Both clarification and amendment petitions require specific information: party names and addresses, current unit descriptions, proposed changes, and supporting rationale. While many SERB filings now occur electronically, petitions requiring showings of interest must still be filed in hard copy.

After filing, SERB conducts preliminary investigations. Disputed issues proceed to hearings before Administrative Law Judges, where parties present evidence and arguments. The ALJ issues proposed orders, parties file exceptions, and SERB ultimately issues binding decisions through Orders or Directives.

Understanding these procedural requirements prevents technical dismissals and ensures proper presentation of substantive arguments. Unions should carefully document position duties, historical unit practices, and community of interest factors supporting their positions.

Strategic Burden Considerations

In exclusion cases—where employers claim positions shouldn't be in units—the burden of proof rests on the party seeking exclusion. This allocation recognizes that inclusion is the default for employees meeting the statutory definition. Employers must prove positions are truly confidential, managerial, or otherwise exempt.

This burden allocation provides unions with defensive advantages. Rather than proving positions belong, unions can focus on defeating employer claims for exclusion. Understanding this dynamic helps unions effectively advocate for maximum unit inclusion.

Practical Implications for Ohio Unions

These technical distinctions carry real-world consequences. Unions protecting their jurisdiction should monitor position changes closely, distinguishing between cosmetic relabeling and genuine duty modifications. When employers create new positions performing traditional unit work, prompt clarification petitions can prevent jurisdiction erosion.

For deemed-certified units, the ability to file unilateral clarification petitions provides crucial protection against employer gamesmanship. Even without employer agreement, unions can seek SERB rulings that positions performing unit work belong in the unit. This tool proves especially valuable when employers resist acknowledging that "new" positions simply repackage existing unit functions.
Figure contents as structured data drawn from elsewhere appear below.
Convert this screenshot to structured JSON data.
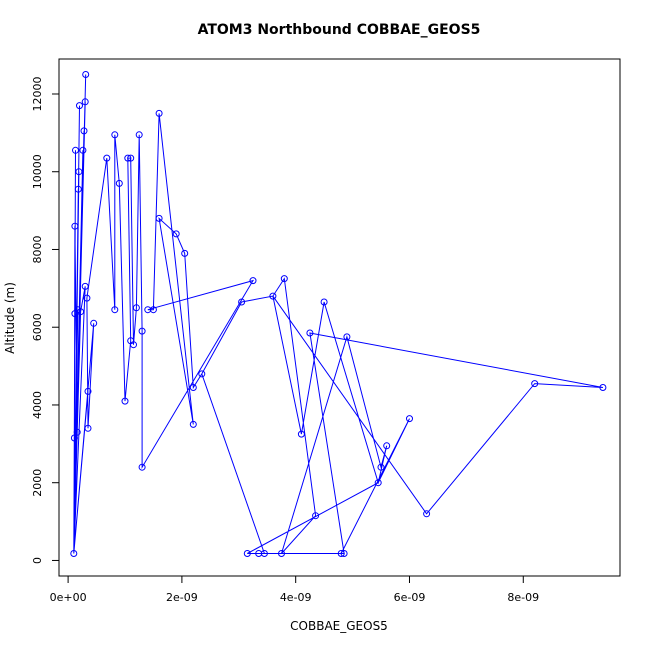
{
  "chart_data": {
    "type": "line",
    "title": "ATOM3 Northbound COBBAE_GEOS5",
    "xlabel": "COBBAE_GEOS5",
    "ylabel": "Altitude (m)",
    "xlim": [
      -1.6e-10,
      9.7e-09
    ],
    "ylim": [
      -400,
      12900
    ],
    "x_ticks": [
      {
        "value": 0,
        "label": "0e+00"
      },
      {
        "value": 2e-09,
        "label": "2e-09"
      },
      {
        "value": 4e-09,
        "label": "4e-09"
      },
      {
        "value": 6e-09,
        "label": "6e-09"
      },
      {
        "value": 8e-09,
        "label": "8e-09"
      }
    ],
    "y_ticks": [
      {
        "value": 0,
        "label": "0"
      },
      {
        "value": 2000,
        "label": "2000"
      },
      {
        "value": 4000,
        "label": "4000"
      },
      {
        "value": 6000,
        "label": "6000"
      },
      {
        "value": 8000,
        "label": "8000"
      },
      {
        "value": 10000,
        "label": "10000"
      },
      {
        "value": 12000,
        "label": "12000"
      }
    ],
    "series_color": "#0000ff",
    "grid": false,
    "series": [
      {
        "points": [
          [
            1e-10,
            180
          ],
          [
            1.1e-10,
            3150
          ],
          [
            1.2e-10,
            6350
          ],
          [
            1.2e-10,
            8600
          ],
          [
            1.3e-10,
            10550
          ],
          [
            1.6e-10,
            3300
          ],
          [
            1.7e-10,
            6450
          ],
          [
            1.8e-10,
            9550
          ],
          [
            1.9e-10,
            10000
          ],
          [
            2e-10,
            11700
          ],
          [
            2.2e-10,
            6400
          ],
          [
            2.6e-10,
            10550
          ],
          [
            2.8e-10,
            11050
          ],
          [
            3e-10,
            11800
          ],
          [
            3e-10,
            7050
          ],
          [
            3.1e-10,
            12500
          ],
          [
            3.3e-10,
            6750
          ],
          [
            3.5e-10,
            3400
          ],
          [
            3.5e-10,
            4350
          ],
          [
            4.5e-10,
            6100
          ],
          [
            6.8e-10,
            10350
          ],
          [
            8.2e-10,
            6450
          ],
          [
            8.2e-10,
            10950
          ],
          [
            9e-10,
            9700
          ],
          [
            1e-09,
            4100
          ],
          [
            1.05e-09,
            10350
          ],
          [
            1.1e-09,
            5650
          ],
          [
            1.1e-09,
            10350
          ],
          [
            1.15e-09,
            5550
          ],
          [
            1.2e-09,
            6500
          ],
          [
            1.25e-09,
            10950
          ],
          [
            1.3e-09,
            5900
          ],
          [
            1.3e-09,
            2400
          ],
          [
            1.4e-09,
            6450
          ],
          [
            1.5e-09,
            6450
          ],
          [
            1.6e-09,
            11500
          ],
          [
            1.6e-09,
            8800
          ],
          [
            1.9e-09,
            8400
          ],
          [
            2.05e-09,
            7900
          ],
          [
            2.2e-09,
            3500
          ],
          [
            2.2e-09,
            4450
          ],
          [
            2.35e-09,
            4800
          ],
          [
            3.05e-09,
            6650
          ],
          [
            3.15e-09,
            180
          ],
          [
            3.25e-09,
            7200
          ],
          [
            3.35e-09,
            180
          ],
          [
            3.45e-09,
            180
          ],
          [
            3.6e-09,
            6800
          ],
          [
            3.75e-09,
            180
          ],
          [
            3.8e-09,
            7250
          ],
          [
            4.1e-09,
            3250
          ],
          [
            4.25e-09,
            5850
          ],
          [
            4.35e-09,
            1150
          ],
          [
            4.5e-09,
            6650
          ],
          [
            4.8e-09,
            180
          ],
          [
            4.85e-09,
            180
          ],
          [
            4.9e-09,
            5750
          ],
          [
            5.45e-09,
            2000
          ],
          [
            5.5e-09,
            2400
          ],
          [
            5.6e-09,
            2950
          ],
          [
            6e-09,
            3650
          ],
          [
            6.3e-09,
            1200
          ],
          [
            8.2e-09,
            4550
          ],
          [
            9.4e-09,
            4450
          ]
        ],
        "path_order": [
          0,
          0,
          1,
          3,
          5,
          0,
          4,
          0,
          6,
          0,
          2,
          0,
          9,
          0,
          18,
          0,
          7,
          0,
          8,
          0,
          11,
          0,
          12,
          0,
          13,
          0,
          15,
          0,
          10,
          14,
          0,
          19,
          17,
          16,
          20,
          21,
          22,
          23,
          24,
          26,
          25,
          27,
          28,
          29,
          30,
          31,
          32,
          44,
          33,
          34,
          35,
          39,
          36,
          37,
          38,
          40,
          41,
          42,
          47,
          49,
          52,
          48,
          56,
          58,
          59,
          57,
          53,
          50,
          47,
          61,
          62,
          63,
          51,
          55,
          45,
          54,
          60,
          57,
          43,
          46,
          41
        ]
      }
    ]
  }
}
Understanding when amendment rather than clarification is necessary prevents wasted efforts. If positions genuinely involve new duties outside the existing unit's scope, unions must evaluate whether pursuing amendment makes strategic sense, considering the need for employer agreement in deemed-certified units or showing extraordinary circumstances in Board-certified units.

Building Stronger Units

SERB's unit determination processes balance multiple interests—employee choice, operational efficiency, bargaining stability, and labor relations policy. By understanding these nuances, unions can better protect their existing units while strategically pursuing appropriate expansions.

The distinction between clarification and amendment, the special rules for deemed-certified units, and the presumptions favoring existing units all serve important purposes in Ohio's collective bargaining framework. Unions that master these concepts position themselves to maintain strong, coherent bargaining units capable of effectively representing all employees performing related work.

Whether defending against employer attempts to erode units or seeking to include new positions, understanding SERB's approaches to unit issues remains fundamental to successful representation. These technical rules ultimately serve a practical purpose—ensuring employees with shared interests can exercise their collective bargaining rights together.